There’s a bunch of extra functionality that wasn’t here before.

  1. options.treeSitterGrammarRoot: This lets the consumer specify which directory tree-sitter-loader should load and compile its grammars from.
  2. options.scopeMap: This option lets consumers specify a mapping between the language class markdown parsers insert into the code element and the tree-sitter scope. This is how we communicate to tree-sitter which grammar to use.
  3. highlightStack keeps track of the highlight classes. This is helpful for denoting tokens that belong to more than one class.
  4. stringByteSlice: Originally, I used source.splice(), but that broke on UTF-8 code. This was because JavaScript strings are encoded in UTF-16, which means that the byte indices tree-sitter gives us are incompatible with the code point nature of splice.

Aside from some packaging work2, this was all that I needed to get comprehensive syntax highlighting suitable for static site generators. I’m not quite sure (but curious) about server-side rendered components. In theory, if whatever is producing the HTML has access to the tree-sitter grammars, then it should work there as well. The code snippets you’ve been reading have been produced by this plugin. Try changing your desktop color scheme! 🤩

How to use rehype-tree-sitter in your Astro project

To use rehype-tree-sitter, install it through npm:

npm install --save rehype-tree-sitter

Once you have the plugin installed, add it to your Astro config.

import { defineConfig } from "astro/config";
import rehypeTreeSitter from "rehype-tree-sitter";

// https://astro.build/config
export default defineConfig({
  markdown: {
    syntaxHighlight: false,
    rehypePlugins: [
      [
        rehypeTreeSitter,
        {
          treeSitterGrammarRoot: "/Users/haze/tsg",
          scopeMap: {
            "language-javascript": "source.js",
            "language-sh": "source.bash",
            "language-xml": "source.xml",
            "language-rust": "source.rust",
            "language-html": "text.html.basic",
          },
        },
      ],
    ],
  },
});

Things I learned when publishing my first npm package

  1. Don’t delete your package if you push garbage.

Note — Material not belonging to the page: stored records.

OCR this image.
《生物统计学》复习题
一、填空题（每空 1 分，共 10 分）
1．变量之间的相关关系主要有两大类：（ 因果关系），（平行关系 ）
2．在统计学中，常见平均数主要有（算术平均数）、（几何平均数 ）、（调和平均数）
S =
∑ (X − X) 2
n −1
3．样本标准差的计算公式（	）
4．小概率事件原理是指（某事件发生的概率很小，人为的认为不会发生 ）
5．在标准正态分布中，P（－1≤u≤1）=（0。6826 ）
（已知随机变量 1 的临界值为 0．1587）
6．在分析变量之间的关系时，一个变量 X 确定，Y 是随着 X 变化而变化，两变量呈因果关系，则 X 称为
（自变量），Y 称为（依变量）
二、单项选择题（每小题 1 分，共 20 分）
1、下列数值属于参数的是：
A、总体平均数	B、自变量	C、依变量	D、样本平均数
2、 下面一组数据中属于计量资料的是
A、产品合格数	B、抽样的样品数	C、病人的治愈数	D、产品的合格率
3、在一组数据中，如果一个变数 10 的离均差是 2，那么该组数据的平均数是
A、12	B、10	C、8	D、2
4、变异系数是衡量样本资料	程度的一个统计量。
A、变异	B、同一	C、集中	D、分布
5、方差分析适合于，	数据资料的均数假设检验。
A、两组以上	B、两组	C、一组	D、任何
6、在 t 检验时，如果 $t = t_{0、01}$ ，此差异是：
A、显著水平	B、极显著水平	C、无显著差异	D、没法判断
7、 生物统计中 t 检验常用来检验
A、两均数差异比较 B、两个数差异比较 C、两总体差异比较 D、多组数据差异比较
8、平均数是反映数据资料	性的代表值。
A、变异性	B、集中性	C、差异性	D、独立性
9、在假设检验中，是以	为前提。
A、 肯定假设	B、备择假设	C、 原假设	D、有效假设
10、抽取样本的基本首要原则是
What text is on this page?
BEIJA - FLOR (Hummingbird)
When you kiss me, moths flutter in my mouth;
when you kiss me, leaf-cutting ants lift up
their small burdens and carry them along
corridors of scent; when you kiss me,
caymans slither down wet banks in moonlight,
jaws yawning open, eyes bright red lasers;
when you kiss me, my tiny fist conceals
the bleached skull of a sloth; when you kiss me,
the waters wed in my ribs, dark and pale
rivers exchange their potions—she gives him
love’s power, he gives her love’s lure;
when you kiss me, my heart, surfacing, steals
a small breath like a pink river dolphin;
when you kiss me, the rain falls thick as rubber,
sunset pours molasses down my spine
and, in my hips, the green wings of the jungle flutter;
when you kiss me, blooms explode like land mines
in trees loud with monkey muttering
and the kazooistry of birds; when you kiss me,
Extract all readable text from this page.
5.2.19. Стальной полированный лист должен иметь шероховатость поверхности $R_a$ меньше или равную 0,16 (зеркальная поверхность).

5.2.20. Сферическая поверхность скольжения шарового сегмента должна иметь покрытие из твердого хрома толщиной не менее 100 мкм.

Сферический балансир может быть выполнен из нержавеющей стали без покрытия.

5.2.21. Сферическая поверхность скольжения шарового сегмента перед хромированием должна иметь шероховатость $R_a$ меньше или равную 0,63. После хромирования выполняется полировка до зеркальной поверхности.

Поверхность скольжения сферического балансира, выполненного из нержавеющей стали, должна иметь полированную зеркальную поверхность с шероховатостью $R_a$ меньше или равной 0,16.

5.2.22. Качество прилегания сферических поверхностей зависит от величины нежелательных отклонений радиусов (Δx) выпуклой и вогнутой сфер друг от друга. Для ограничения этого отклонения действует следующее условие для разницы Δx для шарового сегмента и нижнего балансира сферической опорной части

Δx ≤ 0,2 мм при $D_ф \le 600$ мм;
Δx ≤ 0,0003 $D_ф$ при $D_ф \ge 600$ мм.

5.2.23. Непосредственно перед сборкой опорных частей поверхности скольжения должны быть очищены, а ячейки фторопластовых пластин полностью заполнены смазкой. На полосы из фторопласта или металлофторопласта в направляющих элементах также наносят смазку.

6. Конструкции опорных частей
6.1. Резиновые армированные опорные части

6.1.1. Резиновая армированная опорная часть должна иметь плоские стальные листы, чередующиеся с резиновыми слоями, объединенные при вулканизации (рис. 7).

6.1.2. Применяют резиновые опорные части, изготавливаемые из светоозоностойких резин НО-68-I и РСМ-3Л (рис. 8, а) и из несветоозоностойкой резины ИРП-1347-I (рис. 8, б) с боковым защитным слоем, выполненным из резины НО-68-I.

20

I did this and had to wait a day to re-publish. (I got a 403 Unauthorized when attempting to publish the fixed variant.)
  2. I was able to get away with a cjs style require in a ESM project. I had to use createImport which the docs suck for.
  3. Using Rust code from Node is way easier than I thought.
  4. This technique is powerful. I can control the CSS for every token, with extreme granularity, for every language. For some languages (like Hare or HTML) the syntax is pretty simple, and the theme can be relatively simple as well. For languages like Rust, it helps to have more colors distinguishing things like lifetimes and loop labels.

Special Thanks

I’d like to extend a warm thank you to veritas and Danny. Their help was instrumental to my success. They assisted me with creating a node package, publishing it to npm, debugging, and testing. I’d also like to thank my wonderful girlfriend Katherine for proofreading.

Footnotes

  1. I hacked around this in a couple ways. One way was disabling the usage of rehype-raw internally. You could dig even deeper into hast-util-to-html and edit the text callback to stop from inserting newlines, but this is clearly not the solution, and will break other things.

  2. I had to figure out how to execute some commands to compile the Rust library. I learned about the beauties and dangers of postinstall npm scripts.